O PACTO – CAPÍTULO VII

_ Estêvão – gritou Augusto saindo da Matriz e vendo que o patrão acompanhava o demônio.
No momento em que eles passaram pela porta principal, o sino que anunciava meio-dia parou na sexta badalada. Havia se instalado uma lacuna de tempo onde só aqueles que estavam dentro da igreja não estavam paralisados.
Metade homem, metade bode, o possuído olhou pra trás, acendeu seus olhos vermelhos e encarou o empregado com ódio. Ele queria destruir aquele que o chamava pelo seu nome, mas não sabia se deixava pra lá e seguia o senhor das trevas que esperava por ele em um portal para o inferno. Olhou para um e para o outro e decidiu-se por enfrentar o gerente.

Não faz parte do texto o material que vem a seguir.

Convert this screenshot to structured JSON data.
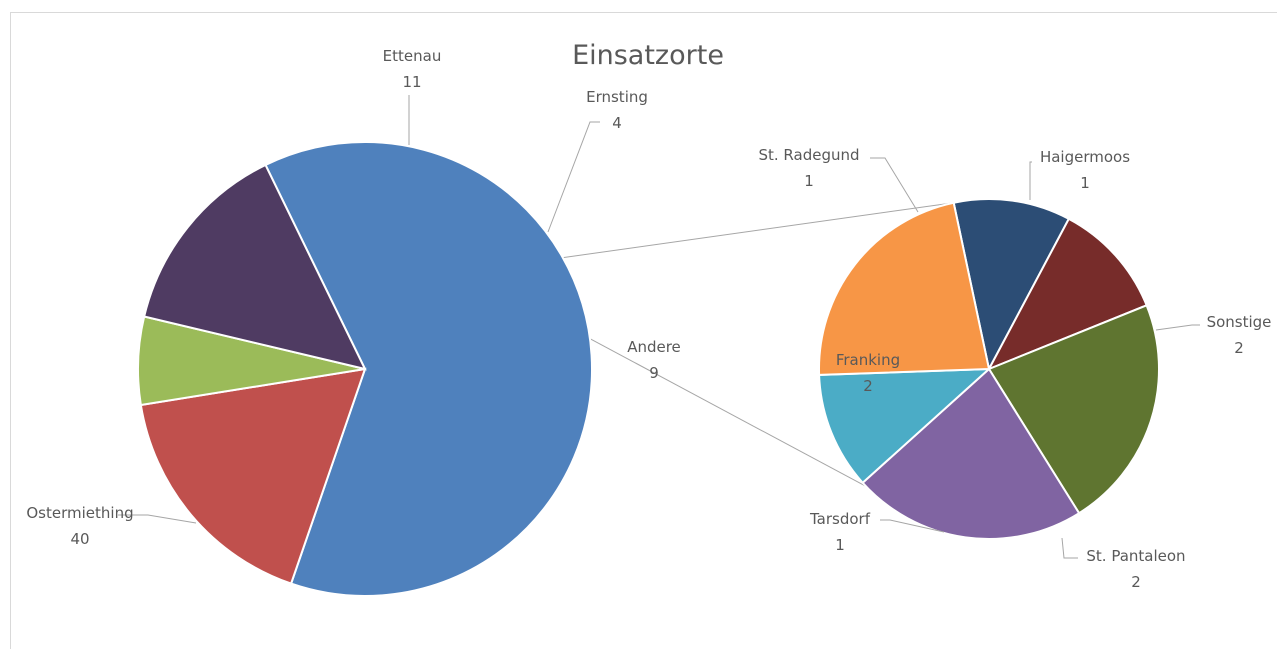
{
  "chart_data": {
    "type": "pie",
    "subtype": "pie-of-pie",
    "title": "Einsatzorte",
    "main": {
      "slices": [
        {
          "label": "Ostermiething",
          "value": 40,
          "color": "#4f81bd"
        },
        {
          "label": "Ettenau",
          "value": 11,
          "color": "#c0504d"
        },
        {
          "label": "Ernsting",
          "value": 4,
          "color": "#9bbb59"
        },
        {
          "label": "Andere",
          "value": 9,
          "color": "#4f3b62"
        }
      ]
    },
    "secondary": {
      "slices": [
        {
          "label": "St. Radegund",
          "value": 1,
          "color": "#2c4d75"
        },
        {
          "label": "Haigermoos",
          "value": 1,
          "color": "#772c2a"
        },
        {
          "label": "Sonstige",
          "value": 2,
          "color": "#5f7530"
        },
        {
          "label": "St. Pantaleon",
          "value": 2,
          "color": "#8064a2"
        },
        {
          "label": "Tarsdorf",
          "value": 1,
          "color": "#4bacc6"
        },
        {
          "label": "Franking",
          "value": 2,
          "color": "#f79646"
        }
      ]
    }
  }
}
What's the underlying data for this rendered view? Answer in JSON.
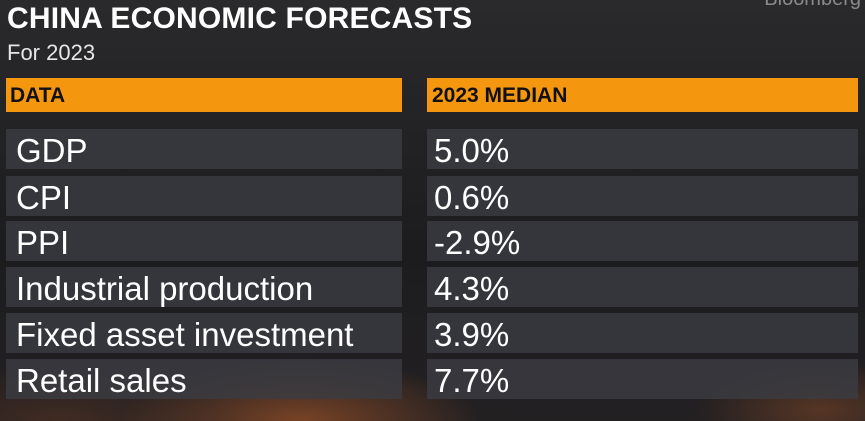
{
  "header": {
    "title": "CHINA ECONOMIC FORECASTS",
    "subtitle": "For 2023",
    "brand": "Bloomberg"
  },
  "table": {
    "columns": [
      "DATA",
      "2023 MEDIAN"
    ],
    "rows": [
      {
        "label": "GDP",
        "value": "5.0%"
      },
      {
        "label": "CPI",
        "value": "0.6%"
      },
      {
        "label": "PPI",
        "value": "-2.9%"
      },
      {
        "label": "Industrial production",
        "value": "4.3%"
      },
      {
        "label": "Fixed asset investment",
        "value": "3.9%"
      },
      {
        "label": "Retail sales",
        "value": "7.7%"
      }
    ]
  },
  "colors": {
    "header_fill": "#f5960f",
    "row_fill": "#3a3c42",
    "background": "#1a1a1c",
    "text": "#ffffff"
  }
}
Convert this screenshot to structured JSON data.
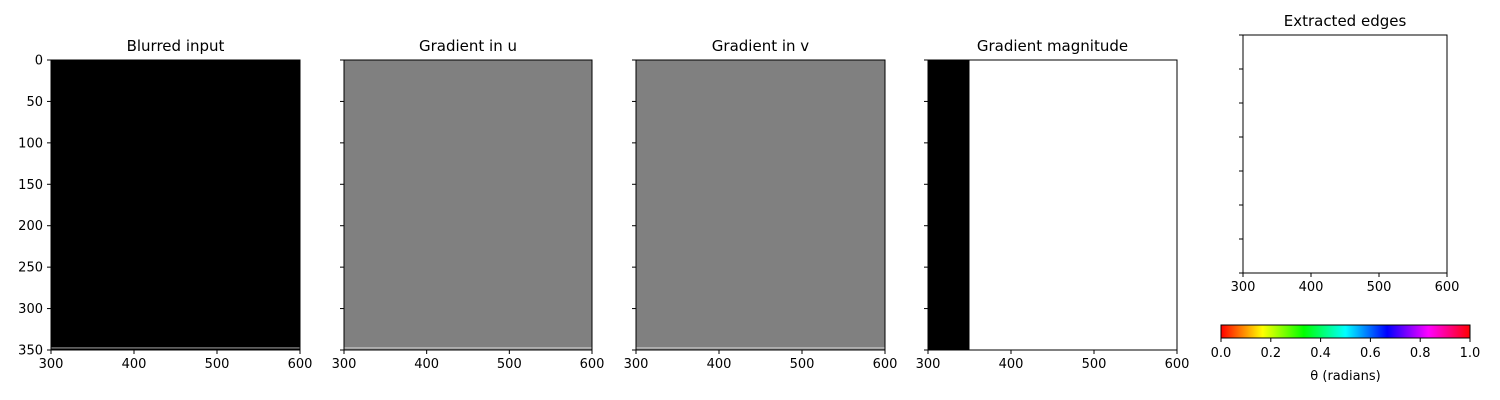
{
  "chart_data": [
    {
      "type": "heatmap",
      "title": "Blurred input",
      "xlim": [
        300,
        600
      ],
      "ylim": [
        350,
        0
      ],
      "xticks": [
        "300",
        "400",
        "500",
        "600"
      ],
      "yticks": [
        "0",
        "50",
        "100",
        "150",
        "200",
        "250",
        "300",
        "350"
      ],
      "show_ytick_labels": true,
      "regions": [
        {
          "x": [
            300,
            600
          ],
          "y": [
            0,
            347
          ],
          "color": "#000000"
        },
        {
          "x": [
            300,
            600
          ],
          "y": [
            347,
            348
          ],
          "color": "#bdbdbd"
        },
        {
          "x": [
            300,
            600
          ],
          "y": [
            348,
            350
          ],
          "color": "#000000"
        }
      ]
    },
    {
      "type": "heatmap",
      "title": "Gradient in u",
      "xlim": [
        300,
        600
      ],
      "ylim": [
        350,
        0
      ],
      "xticks": [
        "300",
        "400",
        "500",
        "600"
      ],
      "yticks": [
        "0",
        "50",
        "100",
        "150",
        "200",
        "250",
        "300",
        "350"
      ],
      "show_ytick_labels": false,
      "regions": [
        {
          "x": [
            300,
            600
          ],
          "y": [
            0,
            347
          ],
          "color": "#808080"
        },
        {
          "x": [
            300,
            600
          ],
          "y": [
            347,
            348
          ],
          "color": "#e0e0e0"
        },
        {
          "x": [
            300,
            600
          ],
          "y": [
            348,
            350
          ],
          "color": "#808080"
        }
      ]
    },
    {
      "type": "heatmap",
      "title": "Gradient in v",
      "xlim": [
        300,
        600
      ],
      "ylim": [
        350,
        0
      ],
      "xticks": [
        "300",
        "400",
        "500",
        "600"
      ],
      "yticks": [
        "0",
        "50",
        "100",
        "150",
        "200",
        "250",
        "300",
        "350"
      ],
      "show_ytick_labels": false,
      "regions": [
        {
          "x": [
            300,
            600
          ],
          "y": [
            0,
            347
          ],
          "color": "#808080"
        },
        {
          "x": [
            300,
            600
          ],
          "y": [
            347,
            348
          ],
          "color": "#e0e0e0"
        },
        {
          "x": [
            300,
            600
          ],
          "y": [
            348,
            350
          ],
          "color": "#808080"
        }
      ]
    },
    {
      "type": "heatmap",
      "title": "Gradient magnitude",
      "xlim": [
        300,
        600
      ],
      "ylim": [
        350,
        0
      ],
      "xticks": [
        "300",
        "400",
        "500",
        "600"
      ],
      "yticks": [
        "0",
        "50",
        "100",
        "150",
        "200",
        "250",
        "300",
        "350"
      ],
      "show_ytick_labels": false,
      "regions": [
        {
          "x": [
            300,
            350
          ],
          "y": [
            0,
            350
          ],
          "color": "#000000"
        },
        {
          "x": [
            350,
            600
          ],
          "y": [
            0,
            350
          ],
          "color": "#ffffff"
        }
      ]
    },
    {
      "type": "scatter",
      "title": "Extracted edges",
      "xlim": [
        300,
        600
      ],
      "ylim": [
        350,
        0
      ],
      "xticks": [
        "300",
        "400",
        "500",
        "600"
      ],
      "yticks": [
        "0",
        "50",
        "100",
        "150",
        "200",
        "250",
        "300",
        "350"
      ],
      "show_ytick_labels": false,
      "points": [],
      "colorbar": {
        "range": [
          0.0,
          1.0
        ],
        "ticks": [
          "0.0",
          "0.2",
          "0.4",
          "0.6",
          "0.8",
          "1.0"
        ],
        "label": "θ (radians)",
        "colormap": "hsv"
      }
    }
  ]
}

_ Você não pode comigo, Augusto – gritou ele ainda nas escadas da igreja.
_ Você não pode ir com ele – gritou o gerente com roupas brancas e grandes asas alvas, pairando sobre a entrada da igreja. – Pense na sua família.
_ Você não tem nada com isso – rosnou Estêvão e lançou uma descarga de energia que por pouco não acertou Augusto.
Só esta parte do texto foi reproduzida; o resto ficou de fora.